Main speaker Capt. Robert Karle Panke, a retired U.S. Air Force pilot and Vietnam War veteran, talked about helping to make recommendations on West Point applications.

Panke, a St. Peters business owner, recalled one application a few years ago in which an 18-year-old wrote a letter describing why he wanted to attend West Point.

In a letter with the application, the young man said when he was 6 years old, he would look at the medals and ribbons earned by his grandfathers and his father, but they were nothing more than colors and shapes.

As he got older, he learned the medals names and places where they were earned, such as the battles of Normandy, Inchon and Caisson.

Panke said the young man wrote:

“When I was 18 years old, the ribbons and medals suddenly became part of my family heritage, and therefore a part of me. It became my connection to a long line of family members who struggled for freedom and who make this country great.

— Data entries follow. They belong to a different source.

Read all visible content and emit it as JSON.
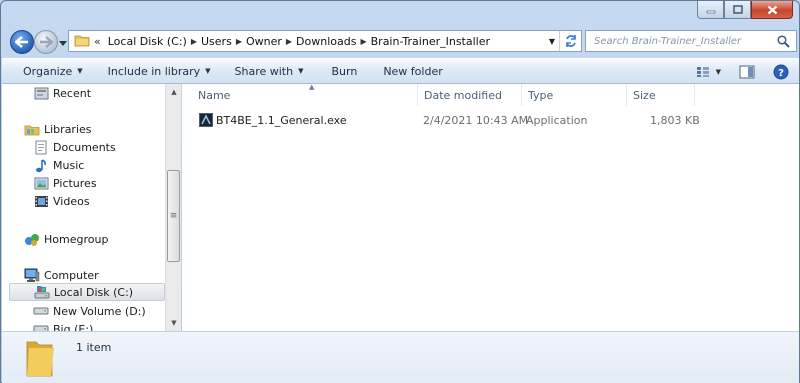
{
  "address": {
    "crumbs": [
      "Local Disk (C:)",
      "Users",
      "Owner",
      "Downloads",
      "Brain-Trainer_Installer"
    ],
    "overflow": "«"
  },
  "search": {
    "placeholder": "Search Brain-Trainer_Installer"
  },
  "toolbar": {
    "organize": "Organize",
    "include_in_library": "Include in library",
    "share_with": "Share with",
    "burn": "Burn",
    "new_folder": "New folder"
  },
  "nav": {
    "recent": "Recent",
    "libraries": "Libraries",
    "documents": "Documents",
    "music": "Music",
    "pictures": "Pictures",
    "videos": "Videos",
    "homegroup": "Homegroup",
    "computer": "Computer",
    "local_disk": "Local Disk (C:)",
    "new_volume": "New Volume (D:)",
    "big": "Big (E:)"
  },
  "columns": {
    "name": "Name",
    "date_modified": "Date modified",
    "type": "Type",
    "size": "Size"
  },
  "files": [
    {
      "name": "BT4BE_1.1_General.exe",
      "date_modified": "2/4/2021 10:43 AM",
      "type": "Application",
      "size": "1,803 KB"
    }
  ],
  "details": {
    "count": "1 item"
  },
  "icons": {
    "back": "back-arrow-icon",
    "forward": "forward-arrow-icon",
    "refresh": "refresh-icon",
    "search": "search-icon",
    "views": "views-icon",
    "preview_pane": "preview-pane-icon",
    "help": "help-icon"
  },
  "colors": {
    "accent": "#2460b4",
    "toolbar_text": "#1e2f45",
    "header_text": "#4c607a"
  }
}
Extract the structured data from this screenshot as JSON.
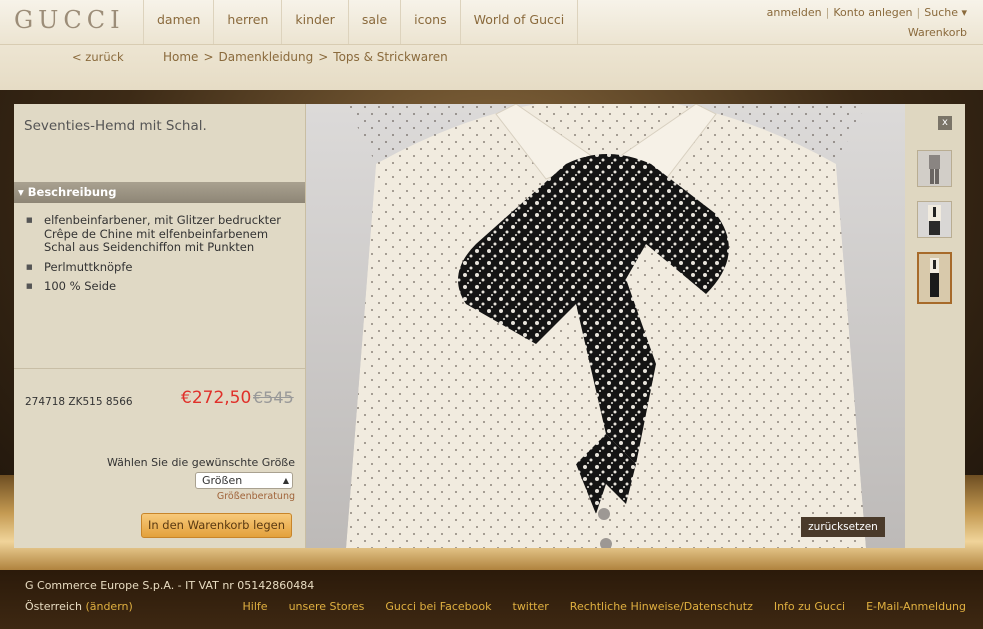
{
  "header": {
    "logo": "GUCCI",
    "nav": [
      "damen",
      "herren",
      "kinder",
      "sale",
      "icons",
      "World of Gucci"
    ],
    "account": {
      "login": "anmelden",
      "register": "Konto anlegen",
      "search": "Suche ▾"
    },
    "cart": "Warenkorb"
  },
  "subheader": {
    "back": "< zurück",
    "breadcrumb": [
      "Home",
      ">",
      "Damenkleidung",
      ">",
      "Tops & Strickwaren"
    ]
  },
  "product": {
    "title": "Seventies-Hemd mit Schal.",
    "description_header": "▾ Beschreibung",
    "description": [
      "elfenbeinfarbener, mit Glitzer bedruckter Crêpe de Chine mit elfenbeinfarbenem Schal aus Seidenchiffon mit Punkten",
      "Perlmuttknöpfe",
      "100 % Seide"
    ],
    "sku": "274718 ZK515 8566",
    "price": "€272,50",
    "old_price": "€545",
    "size_label": "Wählen Sie die gewünschte Größe",
    "size_select": "Größen",
    "size_guide": "Größenberatung",
    "cart_button": "In den Warenkorb legen"
  },
  "viewer": {
    "reset": "zurücksetzen",
    "close": "x"
  },
  "footer": {
    "company": "G Commerce Europe S.p.A. - IT VAT nr 05142860484",
    "country": "Österreich",
    "country_change": "(ändern)",
    "links": [
      "Hilfe",
      "unsere Stores",
      "Gucci bei Facebook",
      "twitter",
      "Rechtliche Hinweise/Datenschutz",
      "Info zu Gucci",
      "E-Mail-Anmeldung"
    ]
  }
}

It became my dad’s wingman and roommate, who never returned from one flight.”

The young man ended the letter by writing, “For me, the question of West Point was not an if, but a when.”

Panke, who flew more than 300 combat missions in an F-4 in Vietnam, said the young man was accepted to West Point, but there was a lasting, enduring lesson in there.

“If an 18-year-old kid can write a letter like that, you have to have a lot of faith in the future of this country,” Panke said.